When users specify fire-breaks they also specify the percentage of fuel remaining along the break. When modelling these fire-breaks the cells along the fire-break are modified to contain the specified fuel amount. The actual modelling of fire spread does not change from the calculation previously outlined (see Ignition Probability), but the reduced fuel will make fire spread across a fire-break less likely.

Prescribed Burns#

In some wildfire fighting scenarios prescribed burns may be carried out to reduce the fuel in large regions in hopes to slow fire spread in that region when the wildfire reaches the area undergoing the prescribed burn. For this reason, one of the available operations that custom control code can carry out is starting a prescribed burn. These fires are modelled much like wildfires with some key differences.

Modelling Differences#

Prescribed burns are modeled less intense fires than a wildfire, the following differences in their modelling attempt to reflect that:

Propagation Velocity#

The first major difference between prescribed burns and wildfires is their propagation velocity. If a cell is ignited with a prescribed burn the nominal propagation velocity is set as half the value listed in the nominal propagation velocity table above. This reduces the rate at which prescribed burns spread in comparison to wildfires.

Fuel Consumption#

The next major difference between prescribed burns and wildfires is the rate at which they consume fuel within the cells they burn. The weighting parameter \(W\) controlling the fuel consumption rate is increased by 50% thus slowing the rate of fuel consumption. Additionally, instead of transitioning to burned when 1% of the overall fuel in the cell remains, prescribed burns will burn only until the fuel within the cell has been reduced by 70% from the fuel content when the burn began.
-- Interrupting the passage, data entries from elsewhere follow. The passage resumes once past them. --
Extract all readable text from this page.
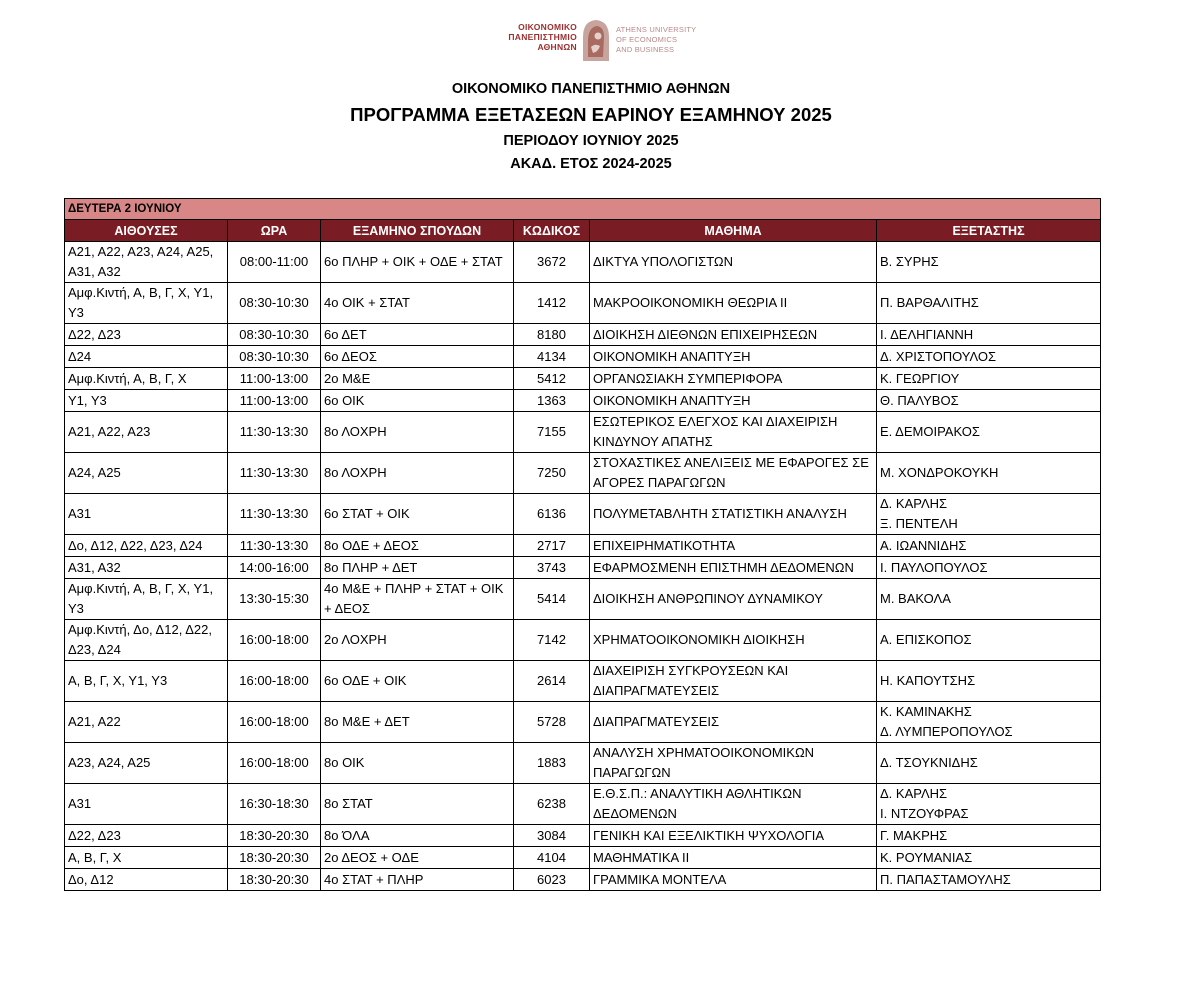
ΟΙΚΟΝΟΜΙΚΟ
ΠΑΝΕΠΙΣΤΗΜΙΟ
ΑΘΗΝΩΝ
ATHENS UNIVERSITY
OF ECONOMICS
AND BUSINESS
ΟΙΚΟΝΟΜΙΚΟ ΠΑΝΕΠΙΣΤΗΜΙΟ ΑΘΗΝΩΝ
ΠΡΟΓΡΑΜΜΑ ΕΞΕΤΑΣΕΩΝ ΕΑΡΙΝΟΥ ΕΞΑΜΗΝΟΥ 2025
ΠΕΡΙΟΔΟΥ ΙΟΥΝΙΟΥ 2025
ΑΚΑΔ. ΕΤΟΣ 2024-2025
ΔΕΥΤΕΡΑ 2 ΙΟΥΝΙΟΥ					
ΑΙΘΟΥΣΕΣ	ΩΡΑ	ΕΞΑΜΗΝΟ ΣΠΟΥΔΩΝ	ΚΩΔΙΚΟΣ	ΜΑΘΗΜΑ	ΕΞΕΤΑΣΤΗΣ

Α21, Α22, Α23, Α24, Α25,
Α31, Α32	08:00-11:00	6ο ΠΛΗΡ + ΟΙΚ + ΟΔΕ + ΣΤΑΤ	3672	ΔΙΚΤΥΑ ΥΠΟΛΟΓΙΣΤΩΝ	Β. ΣΥΡΗΣ

Αμφ.Κιντή, Α, Β, Γ, Χ, Υ1,
Υ3	08:30-10:30	4ο ΟΙΚ + ΣΤΑΤ	1412	ΜΑΚΡΟΟΙΚΟΝΟΜΙΚΗ ΘΕΩΡΙΑ ΙΙ	Π. ΒΑΡΘΑΛΙΤΗΣ

Δ22, Δ23	08:30-10:30	6ο ΔΕΤ	8180	ΔΙΟΙΚΗΣΗ ΔΙΕΘΝΩΝ ΕΠΙΧΕΙΡΗΣΕΩΝ	Ι. ΔΕΛΗΓΙΑΝΝΗ

Δ24	08:30-10:30	6ο ΔΕΟΣ	4134	ΟΙΚΟΝΟΜΙΚΗ ΑΝΑΠΤΥΞΗ	Δ. ΧΡΙΣΤΟΠΟΥΛΟΣ

Αμφ.Κιντή, Α, Β, Γ, Χ	11:00-13:00	2ο Μ&Ε	5412	ΟΡΓΑΝΩΣΙΑΚΗ ΣΥΜΠΕΡΙΦΟΡΑ	Κ. ΓΕΩΡΓΙΟΥ

Υ1, Υ3	11:00-13:00	6ο ΟΙΚ	1363	ΟΙΚΟΝΟΜΙΚΗ ΑΝΑΠΤΥΞΗ	Θ. ΠΑΛΥΒΟΣ

Α21, Α22, Α23	11:30-13:30	8ο ΛΟΧΡΗ	7155	ΕΣΩΤΕΡΙΚΟΣ ΕΛΕΓΧΟΣ ΚΑΙ ΔΙΑΧΕΙΡΙΣΗ
ΚΙΝΔΥΝΟΥ ΑΠΑΤΗΣ	Ε. ΔΕΜΟΙΡΑΚΟΣ

Α24, Α25	11:30-13:30	8ο ΛΟΧΡΗ	7250	ΣΤΟΧΑΣΤΙΚΕΣ ΑΝΕΛΙΞΕΙΣ ΜΕ ΕΦΑΡΟΓΕΣ ΣΕ
ΑΓΟΡΕΣ ΠΑΡΑΓΩΓΩΝ	Μ. ΧΟΝΔΡΟΚΟΥΚΗ

Α31	11:30-13:30	6ο ΣΤΑΤ + ΟΙΚ	6136	ΠΟΛΥΜΕΤΑΒΛΗΤΗ ΣΤΑΤΙΣΤΙΚΗ ΑΝΑΛΥΣΗ	Δ. ΚΑΡΛΗΣ
Ξ. ΠΕΝΤΕΛΗ

Δο, Δ12, Δ22, Δ23, Δ24	11:30-13:30	8ο ΟΔΕ + ΔΕΟΣ	2717	ΕΠΙΧΕΙΡΗΜΑΤΙΚΟΤΗΤΑ	Α. ΙΩΑΝΝΙΔΗΣ

Α31, Α32	14:00-16:00	8ο ΠΛΗΡ + ΔΕΤ	3743	ΕΦΑΡΜΟΣΜΕΝΗ ΕΠΙΣΤΗΜΗ ΔΕΔΟΜΕΝΩΝ	Ι. ΠΑΥΛΟΠΟΥΛΟΣ

Αμφ.Κιντή, Α, Β, Γ, Χ, Υ1,
Υ3	13:30-15:30	4ο Μ&Ε + ΠΛΗΡ + ΣΤΑΤ + ΟΙΚ
+ ΔΕΟΣ	5414	ΔΙΟΙΚΗΣΗ ΑΝΘΡΩΠΙΝΟΥ ΔΥΝΑΜΙΚΟΥ	Μ. ΒΑΚΟΛΑ

Αμφ.Κιντή, Δο, Δ12, Δ22,
Δ23, Δ24	16:00-18:00	2ο ΛΟΧΡΗ	7142	ΧΡΗΜΑΤΟΟΙΚΟΝΟΜΙΚΗ ΔΙΟΙΚΗΣΗ	Α. ΕΠΙΣΚΟΠΟΣ

Α, Β, Γ, Χ, Υ1, Υ3	16:00-18:00	6ο ΟΔΕ + ΟΙΚ	2614	ΔΙΑΧΕΙΡΙΣΗ ΣΥΓΚΡΟΥΣΕΩΝ ΚΑΙ
ΔΙΑΠΡΑΓΜΑΤΕΥΣΕΙΣ	Η. ΚΑΠΟΥΤΣΗΣ

Α21, Α22	16:00-18:00	8ο Μ&Ε + ΔΕΤ	5728	ΔΙΑΠΡΑΓΜΑΤΕΥΣΕΙΣ	Κ. ΚΑΜΙΝΑΚΗΣ
Δ. ΛΥΜΠΕΡΟΠΟΥΛΟΣ

Α23, Α24, Α25	16:00-18:00	8ο ΟΙΚ	1883	ΑΝΑΛΥΣΗ ΧΡΗΜΑΤΟΟΙΚΟΝΟΜΙΚΩΝ
ΠΑΡΑΓΩΓΩΝ	Δ. ΤΣΟΥΚΝΙΔΗΣ

Α31	16:30-18:30	8ο ΣΤΑΤ	6238	Ε.Θ.Σ.Π.: ΑΝΑΛΥΤΙΚΗ ΑΘΛΗΤΙΚΩΝ
ΔΕΔΟΜΕΝΩΝ	Δ. ΚΑΡΛΗΣ
Ι. ΝΤΖΟΥΦΡΑΣ

Δ22, Δ23	18:30-20:30	8ο ΌΛΑ	3084	ΓΕΝΙΚΗ ΚΑΙ ΕΞΕΛΙΚΤΙΚΗ ΨΥΧΟΛΟΓΙΑ	Γ. ΜΑΚΡΗΣ

Α, Β, Γ, Χ	18:30-20:30	2ο ΔΕΟΣ + ΟΔΕ	4104	ΜΑΘΗΜΑΤΙΚΑ ΙΙ	Κ. ΡΟΥΜΑΝΙΑΣ

Δο, Δ12	18:30-20:30	4ο ΣΤΑΤ + ΠΛΗΡ	6023	ΓΡΑΜΜΙΚΑ ΜΟΝΤΕΛΑ	Π. ΠΑΠΑΣΤΑΜΟΥΛΗΣ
Wildfire-Prescribed Fire Interaction#

In the case where a wildfire and a prescribed fire neighbor one another, a cell containing a wildfire is able to ignite a cell that is on fire due to a prescribed burn. This means the cell that is ignited will now contain a wildfire, not a prescribed fire. The opposite is not true, a cell containing a prescribed fire cannot ignite a cell containing a wildfire.

Note

The above parameters are fully adjustable based on user preferences in ‘utilities/fire_util.py’.